Life at the “stew zoo” on West Higgins Road was exciting, with nonstop partying around the apartment complex where many airline personnel and other singles resided. I remember ending several festive evenings with steak and eggs at 2:00 a.m. I shared a room with Phyllis, a stew from my class who had been a dancer and Las Vegas showgirl before taking on this gig. Neither of us owned a car and had to call taxis to take us to O’Hare. Returning to the apartment was always dicey—cab drivers hated us for being the short-trip fare in a line of travelers seeking rides all the way into downtown Chicago.
My most painful moment as a stewardess: The time I came down with strep throat mid-circuit and had to recuperate in an airport motel in Philadelphia, croaking my hot tea orders to room service. I remember a particular sandwich order vividly; they made it up on toasted bread—I saw stars when trying to swallow.
My most embarrassing moment: The time I received my hotel wakeup call and put my head back down on the pillow and completely missed my flight! I had to deadhead back to Chicago later that day, tail between my legs. Come to think of it, that happened in Philadelphia as well. Bad news, that Philadelphia!
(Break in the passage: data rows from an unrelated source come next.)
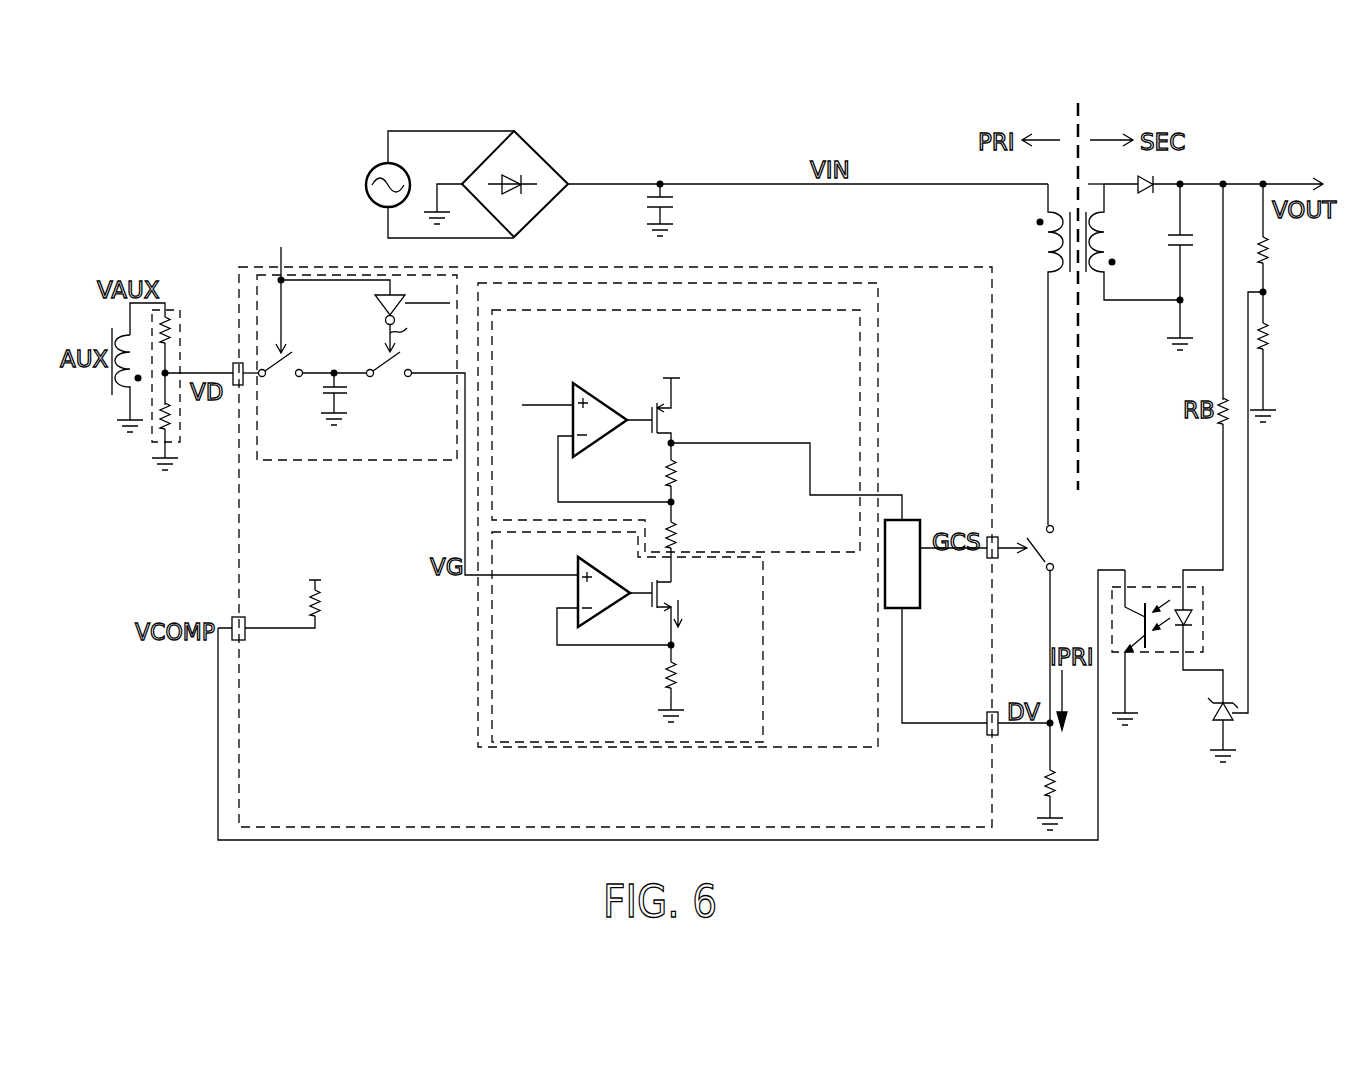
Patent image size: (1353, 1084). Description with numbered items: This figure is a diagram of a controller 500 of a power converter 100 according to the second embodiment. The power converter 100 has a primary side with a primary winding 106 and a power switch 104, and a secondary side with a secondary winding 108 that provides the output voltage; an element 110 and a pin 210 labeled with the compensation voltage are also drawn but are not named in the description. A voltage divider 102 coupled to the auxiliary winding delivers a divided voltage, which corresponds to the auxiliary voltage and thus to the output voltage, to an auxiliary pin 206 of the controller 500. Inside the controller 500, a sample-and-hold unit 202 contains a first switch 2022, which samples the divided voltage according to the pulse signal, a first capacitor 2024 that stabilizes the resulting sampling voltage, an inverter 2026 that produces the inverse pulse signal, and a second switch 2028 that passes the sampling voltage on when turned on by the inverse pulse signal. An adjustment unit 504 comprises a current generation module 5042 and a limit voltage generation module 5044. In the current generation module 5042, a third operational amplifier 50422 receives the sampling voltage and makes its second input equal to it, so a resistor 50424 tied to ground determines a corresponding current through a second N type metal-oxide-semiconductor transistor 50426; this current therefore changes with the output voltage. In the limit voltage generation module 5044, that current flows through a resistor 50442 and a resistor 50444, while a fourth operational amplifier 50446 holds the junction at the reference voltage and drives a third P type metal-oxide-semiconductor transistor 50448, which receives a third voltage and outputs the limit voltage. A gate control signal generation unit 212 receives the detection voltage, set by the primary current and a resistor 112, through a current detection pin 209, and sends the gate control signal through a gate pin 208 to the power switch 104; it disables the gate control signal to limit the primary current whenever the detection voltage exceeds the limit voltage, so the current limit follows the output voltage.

The power converter 100 is at (1234, 167).
The voltage divider 102 is at (177, 308).
The power switch 104 is at (1045, 550).
The primary winding 106 is at (1043, 238).
The secondary winding 108 is at (1128, 232).
The optocoupler 110 is at (1171, 589).
The resistor 112 is at (1067, 765).
The sample-and-hold unit 202 is at (417, 399).
The auxiliary pin 206 is at (233, 367).
The gate pin 208 is at (1000, 553).
The current detection pin 209 is at (1000, 732).
The compensation pin 210 is at (232, 623).
The gate control signal generation unit 212 is at (923, 510).
The controller 500 is at (707, 267).
The adjustment unit 504 is at (690, 550).
The first switch 2022 is at (282, 378).
The first capacitor 2024 is at (345, 392).
The inverter 2026 is at (375, 303).
The second switch 2028 is at (392, 378).
The current generation module 5042 is at (627, 674).
The limit voltage generation module 5044 is at (697, 466).
The third operational amplifier 50422 is at (617, 603).
The resistor 50424 is at (677, 668).
The second N type metal-oxide-semiconductor transistor 50426 is at (663, 590).
The resistor 50442 is at (677, 532).
The resistor 50444 is at (677, 465).
The fourth operational amplifier 50446 is at (580, 383).
The third P type metal-oxide-semiconductor transistor 50448 is at (665, 417).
In the seven months I flew for United, I did indeed greet and serve interesting passengers. Aretha Franklin and her band flew with us out of Detroit; she was tiny then, and the bass fiddle warranted a seat of its own. One time Jets quarterback Joe Namath, giant rings on his fingers, sat in first class with his personal assistant, looking over a Time magazine feature about himself, and invited me and my fellow stew to “come visit him any time” in his New York apartment. I held hands and prayed with a little old lady flying for the very first time. I accompanied a boisterous Little League team and their chaperones on a Christmas day jaunt to Florida; when the pilot got on the mic and announced “there’s Cape Canaveral on the left,” EVERYBODY got up out of their seats to peer out the lefthand windows, and I swear the plane tilted with the sudden weight change.
I gave up all this excitement to get married, which I did on March 25, 1967. Years later, I was invited to become a party to a class action suit lodged against United on behalf of all those stews who were terminated because they got married. I opted out, acknowledging the truth that I left of my own free will to move to another town and march down the aisle.
I had always known my path would lead, not to a career in the friendly skies, but to my chosen life role: the supportive woman behind the great man. My poor unsuspecting husband!